Entenza J M, Drugeon H, Glauser M P, Moreillon P
Department of Internal Medicine, Centre Hospitalier Universitaire Vaudois, Lausanne, Switzerland.
Antimicrob Agents Chemother. 1995 Jul;39(7):1419-24. doi: 10.1128/AAC.39.7.1419.
RP 59500 is a new injectable streptogramin composed of two synergistic components (quinupristin and dalfopristin) which are active against erythromycin-susceptible and -resistant gram-positive pathogens. The present experiments compared the therapeutic efficacy of RP 59500 with that of vancomycin against experimental endocarditis due to either of two erythromycin-susceptible or two constitutively erythromycin-resistant isolates of methicillin-resistant Staphylococcus aureus. RP 59500 had low MICs for the four test organisms as well as for 24 additional isolates (the MIC at which 90% of the isolates were inhibited was < 1 mg/liter) which were mostly inducibly (47%) or constitutively (39%) erythromycin resistant.
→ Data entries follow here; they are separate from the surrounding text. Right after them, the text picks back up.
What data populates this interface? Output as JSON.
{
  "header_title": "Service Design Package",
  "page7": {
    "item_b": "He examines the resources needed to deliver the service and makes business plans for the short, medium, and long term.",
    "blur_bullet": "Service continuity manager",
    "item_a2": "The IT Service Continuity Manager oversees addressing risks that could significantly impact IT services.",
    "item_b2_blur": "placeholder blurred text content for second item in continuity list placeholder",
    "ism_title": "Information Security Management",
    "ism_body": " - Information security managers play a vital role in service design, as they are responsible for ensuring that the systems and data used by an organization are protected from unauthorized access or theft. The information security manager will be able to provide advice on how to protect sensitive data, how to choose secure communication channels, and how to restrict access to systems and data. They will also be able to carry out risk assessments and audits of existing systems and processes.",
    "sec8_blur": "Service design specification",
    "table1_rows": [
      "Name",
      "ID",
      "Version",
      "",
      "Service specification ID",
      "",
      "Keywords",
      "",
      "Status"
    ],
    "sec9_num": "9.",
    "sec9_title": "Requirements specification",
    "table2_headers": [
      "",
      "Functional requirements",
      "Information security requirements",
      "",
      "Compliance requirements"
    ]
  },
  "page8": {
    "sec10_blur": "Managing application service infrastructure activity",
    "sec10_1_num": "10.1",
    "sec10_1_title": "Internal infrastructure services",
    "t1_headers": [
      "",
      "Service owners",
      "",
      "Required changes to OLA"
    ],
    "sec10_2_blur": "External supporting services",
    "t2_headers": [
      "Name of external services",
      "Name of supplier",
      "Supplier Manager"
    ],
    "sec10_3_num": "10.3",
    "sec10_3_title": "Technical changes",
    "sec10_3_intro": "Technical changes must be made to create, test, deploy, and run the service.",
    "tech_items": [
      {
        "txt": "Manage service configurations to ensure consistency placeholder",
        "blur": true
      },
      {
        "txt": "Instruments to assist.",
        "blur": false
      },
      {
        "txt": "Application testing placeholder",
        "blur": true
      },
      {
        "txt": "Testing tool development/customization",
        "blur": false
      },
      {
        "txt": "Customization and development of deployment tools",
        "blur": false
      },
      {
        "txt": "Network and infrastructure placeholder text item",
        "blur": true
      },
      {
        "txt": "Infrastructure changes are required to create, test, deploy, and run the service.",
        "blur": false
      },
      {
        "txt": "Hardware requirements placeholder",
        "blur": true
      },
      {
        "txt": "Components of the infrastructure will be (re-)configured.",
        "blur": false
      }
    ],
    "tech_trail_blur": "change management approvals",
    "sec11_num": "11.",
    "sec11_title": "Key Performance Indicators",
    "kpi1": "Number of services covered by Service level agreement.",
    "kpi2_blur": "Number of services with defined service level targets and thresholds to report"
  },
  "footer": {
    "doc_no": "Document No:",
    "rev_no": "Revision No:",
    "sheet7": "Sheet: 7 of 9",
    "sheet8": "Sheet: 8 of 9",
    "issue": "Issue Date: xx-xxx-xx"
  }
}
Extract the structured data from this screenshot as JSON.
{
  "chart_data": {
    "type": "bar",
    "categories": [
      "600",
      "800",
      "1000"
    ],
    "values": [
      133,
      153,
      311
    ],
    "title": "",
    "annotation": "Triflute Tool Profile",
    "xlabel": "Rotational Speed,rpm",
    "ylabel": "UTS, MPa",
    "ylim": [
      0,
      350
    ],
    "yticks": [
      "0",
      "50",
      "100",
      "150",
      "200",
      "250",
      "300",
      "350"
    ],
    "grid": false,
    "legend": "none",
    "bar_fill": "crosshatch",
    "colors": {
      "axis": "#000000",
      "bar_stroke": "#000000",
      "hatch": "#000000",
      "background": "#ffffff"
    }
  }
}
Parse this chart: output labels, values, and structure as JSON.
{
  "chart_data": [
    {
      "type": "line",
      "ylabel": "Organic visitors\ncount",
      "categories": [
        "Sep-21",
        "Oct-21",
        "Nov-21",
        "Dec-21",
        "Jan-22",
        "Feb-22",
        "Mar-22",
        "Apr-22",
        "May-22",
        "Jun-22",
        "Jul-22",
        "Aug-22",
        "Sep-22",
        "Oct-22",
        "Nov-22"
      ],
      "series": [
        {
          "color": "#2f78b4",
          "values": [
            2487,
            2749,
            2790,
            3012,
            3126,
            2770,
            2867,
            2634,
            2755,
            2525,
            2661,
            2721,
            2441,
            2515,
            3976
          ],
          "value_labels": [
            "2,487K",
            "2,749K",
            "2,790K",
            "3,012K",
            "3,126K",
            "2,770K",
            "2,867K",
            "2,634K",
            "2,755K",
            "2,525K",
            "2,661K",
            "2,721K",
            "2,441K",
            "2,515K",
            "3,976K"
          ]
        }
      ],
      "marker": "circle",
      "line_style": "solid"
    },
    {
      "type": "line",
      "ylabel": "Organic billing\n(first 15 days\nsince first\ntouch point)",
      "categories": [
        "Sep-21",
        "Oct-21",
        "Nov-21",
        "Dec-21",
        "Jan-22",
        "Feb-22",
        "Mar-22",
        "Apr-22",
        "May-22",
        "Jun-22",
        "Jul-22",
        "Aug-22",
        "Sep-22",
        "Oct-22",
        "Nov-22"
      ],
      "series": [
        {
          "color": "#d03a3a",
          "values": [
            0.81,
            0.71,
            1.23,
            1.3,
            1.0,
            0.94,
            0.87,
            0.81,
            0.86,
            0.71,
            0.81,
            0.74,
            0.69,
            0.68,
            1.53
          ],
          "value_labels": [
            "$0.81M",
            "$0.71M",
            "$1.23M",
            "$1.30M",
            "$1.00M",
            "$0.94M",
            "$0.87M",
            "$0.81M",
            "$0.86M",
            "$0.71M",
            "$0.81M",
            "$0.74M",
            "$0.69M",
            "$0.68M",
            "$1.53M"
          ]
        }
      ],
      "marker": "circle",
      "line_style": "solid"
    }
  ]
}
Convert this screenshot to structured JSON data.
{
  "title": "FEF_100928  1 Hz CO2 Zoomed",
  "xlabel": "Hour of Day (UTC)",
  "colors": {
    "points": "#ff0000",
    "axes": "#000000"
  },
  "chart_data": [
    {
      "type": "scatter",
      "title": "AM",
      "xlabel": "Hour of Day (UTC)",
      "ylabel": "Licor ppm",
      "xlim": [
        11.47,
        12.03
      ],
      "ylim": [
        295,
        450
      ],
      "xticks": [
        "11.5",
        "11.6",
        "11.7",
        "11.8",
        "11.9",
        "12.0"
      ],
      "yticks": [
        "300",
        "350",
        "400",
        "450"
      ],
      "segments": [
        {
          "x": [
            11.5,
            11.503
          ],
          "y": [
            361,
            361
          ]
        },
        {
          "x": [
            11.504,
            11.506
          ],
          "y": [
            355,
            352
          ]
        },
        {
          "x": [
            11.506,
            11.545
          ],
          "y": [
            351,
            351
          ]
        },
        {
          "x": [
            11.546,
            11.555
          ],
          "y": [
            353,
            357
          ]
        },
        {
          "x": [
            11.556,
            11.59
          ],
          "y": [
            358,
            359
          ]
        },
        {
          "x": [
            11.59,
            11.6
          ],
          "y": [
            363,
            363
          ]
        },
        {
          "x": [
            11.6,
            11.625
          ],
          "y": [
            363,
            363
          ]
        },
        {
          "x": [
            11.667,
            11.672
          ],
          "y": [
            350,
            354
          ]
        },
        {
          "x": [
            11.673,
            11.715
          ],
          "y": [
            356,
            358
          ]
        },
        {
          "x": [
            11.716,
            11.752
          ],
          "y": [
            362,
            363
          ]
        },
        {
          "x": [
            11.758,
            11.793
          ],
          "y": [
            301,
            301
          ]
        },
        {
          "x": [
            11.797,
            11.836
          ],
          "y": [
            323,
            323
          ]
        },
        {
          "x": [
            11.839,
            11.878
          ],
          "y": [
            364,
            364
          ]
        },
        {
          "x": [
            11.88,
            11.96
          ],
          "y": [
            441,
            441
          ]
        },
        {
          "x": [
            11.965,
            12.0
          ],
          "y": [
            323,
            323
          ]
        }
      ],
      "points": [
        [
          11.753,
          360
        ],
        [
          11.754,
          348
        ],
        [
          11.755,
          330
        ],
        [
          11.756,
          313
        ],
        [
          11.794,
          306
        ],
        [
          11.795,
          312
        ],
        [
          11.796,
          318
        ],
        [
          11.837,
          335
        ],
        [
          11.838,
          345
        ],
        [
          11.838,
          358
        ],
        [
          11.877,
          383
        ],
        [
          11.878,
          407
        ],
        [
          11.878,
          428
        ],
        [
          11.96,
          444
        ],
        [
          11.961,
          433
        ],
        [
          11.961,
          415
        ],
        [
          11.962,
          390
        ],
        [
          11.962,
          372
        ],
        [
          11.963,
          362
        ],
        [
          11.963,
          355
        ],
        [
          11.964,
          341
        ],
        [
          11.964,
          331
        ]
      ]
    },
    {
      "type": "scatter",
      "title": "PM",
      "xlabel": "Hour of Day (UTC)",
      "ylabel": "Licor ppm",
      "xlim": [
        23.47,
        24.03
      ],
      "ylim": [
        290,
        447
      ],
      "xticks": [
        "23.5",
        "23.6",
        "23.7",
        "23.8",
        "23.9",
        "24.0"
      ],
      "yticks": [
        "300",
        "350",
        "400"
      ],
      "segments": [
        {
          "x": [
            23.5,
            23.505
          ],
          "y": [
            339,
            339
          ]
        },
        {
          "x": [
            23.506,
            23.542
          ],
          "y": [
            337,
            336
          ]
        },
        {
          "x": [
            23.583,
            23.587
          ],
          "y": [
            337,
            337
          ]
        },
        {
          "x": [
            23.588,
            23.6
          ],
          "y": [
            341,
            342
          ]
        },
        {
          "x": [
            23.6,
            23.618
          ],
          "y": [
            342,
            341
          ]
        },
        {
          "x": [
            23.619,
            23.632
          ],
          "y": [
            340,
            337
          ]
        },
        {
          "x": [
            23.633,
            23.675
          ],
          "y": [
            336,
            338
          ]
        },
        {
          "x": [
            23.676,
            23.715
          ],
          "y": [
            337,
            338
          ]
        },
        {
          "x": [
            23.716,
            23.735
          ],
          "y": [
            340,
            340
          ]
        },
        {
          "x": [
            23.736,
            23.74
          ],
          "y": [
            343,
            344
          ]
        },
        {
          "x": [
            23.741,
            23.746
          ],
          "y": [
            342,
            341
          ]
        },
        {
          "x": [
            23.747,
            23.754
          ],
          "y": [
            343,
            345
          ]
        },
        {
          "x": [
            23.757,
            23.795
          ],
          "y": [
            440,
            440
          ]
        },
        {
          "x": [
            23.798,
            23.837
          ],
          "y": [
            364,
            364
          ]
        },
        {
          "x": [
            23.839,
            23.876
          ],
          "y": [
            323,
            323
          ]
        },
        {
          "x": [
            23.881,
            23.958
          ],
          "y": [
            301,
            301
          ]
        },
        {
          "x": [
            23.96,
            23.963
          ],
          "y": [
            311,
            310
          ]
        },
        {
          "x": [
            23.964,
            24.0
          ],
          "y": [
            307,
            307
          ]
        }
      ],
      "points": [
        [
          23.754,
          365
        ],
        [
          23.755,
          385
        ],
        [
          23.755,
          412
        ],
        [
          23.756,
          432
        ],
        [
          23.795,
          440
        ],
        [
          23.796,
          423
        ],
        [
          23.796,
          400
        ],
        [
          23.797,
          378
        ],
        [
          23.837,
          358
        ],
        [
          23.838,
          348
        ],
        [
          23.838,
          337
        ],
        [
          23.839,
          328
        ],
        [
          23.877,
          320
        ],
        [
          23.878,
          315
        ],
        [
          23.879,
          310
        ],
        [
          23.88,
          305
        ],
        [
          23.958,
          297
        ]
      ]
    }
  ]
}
Aortic endocarditis in rats was produced with catheter-induced vegetations. Three-day therapy was initiated 12 h after infection, and the drugs were delivered via a computerized pump, which permitted the mimicking of the drug kinetics produced in human serum by twice-daily intravenous injections of 7 mg of RP 59500 per kg of body weight or 1 g of vancomycin. Both antibiotics reduced vegetation bacterial titers to below detection levels in ca. 70% of animals infected with the erythromycin-susceptible isolates (P < 0.05 compared with titers in controls). Vancomycin was also effective against the constitutively resistant strains, but RP 59500 failed against these isolates. Further experiments proved that RP 59500 failures were related to the very short life span of dalfopristin in serum (< or = 2 h, compared with > or = 6 h for quinupristin), since successful treatment was restored by artificially prolonging the dalfopristin levels for 6 h. Thus, RP 59500 is a promising alternative to vancomycin against methicillin-resistant S. aureus infections, provided that pharmacokinetic parameters are adjusted to afford prolonged levels of both of its constituents in serum. This observation is also relevant to humans, in whom the life span of dalfopristin in serum is also shorter than that of quinupristin.
RP 59500是一种新型注射用链阳菌素,由两种具有协同作用的成分(奎奴普汀和达福普汀)组成,对红霉素敏感和耐药的革兰氏阳性病原体均有活性。本实验比较了RP 59500与万古霉素对由两种红霉素敏感或两种组成型红霉素耐药的耐甲氧西林金黄色葡萄球菌分离株引起的实验性心内膜炎的治疗效果。RP 59500对四种测试菌株以及另外24株分离株(90%的分离株被抑制时的MIC<1mg/L)的MIC较低,这些分离株大多为诱导型(47%)或组成型(39%)红霉素耐药。通过导管诱导赘生物在大鼠中引发主动脉心内膜炎。感染后12小时开始为期三天的治疗,药物通过计算机控制的泵给药,这使得能够模拟每日两次静脉注射每千克体重7mg的RP 59500或1g万古霉素在人血清中产生的药代动力学。两种抗生素在约70%感染红霉素敏感分离株的动物中均将赘生物细菌滴度降低至检测水平以下(与对照组滴度相比,P<0.05)。万古霉素对组成型耐药菌株也有效,但RP 59500对这些分离株无效。进一步的实验证明,RP 59500治疗失败与达福普汀在血清中的极短半衰期(≤2小时,而奎奴普汀≥6小时)有关,因为通过人工延长达福普汀水平6小时可恢复成功治疗。因此,只要调整药代动力学参数以延长其两种成分在血清中的水平,RP 59500是治疗耐甲氧西林金黄色葡萄球菌感染的一种有前景的替代万古霉素的药物。这一观察结果对人类也有意义,在人类中达福普汀在血清中的半衰期也比奎奴普汀短。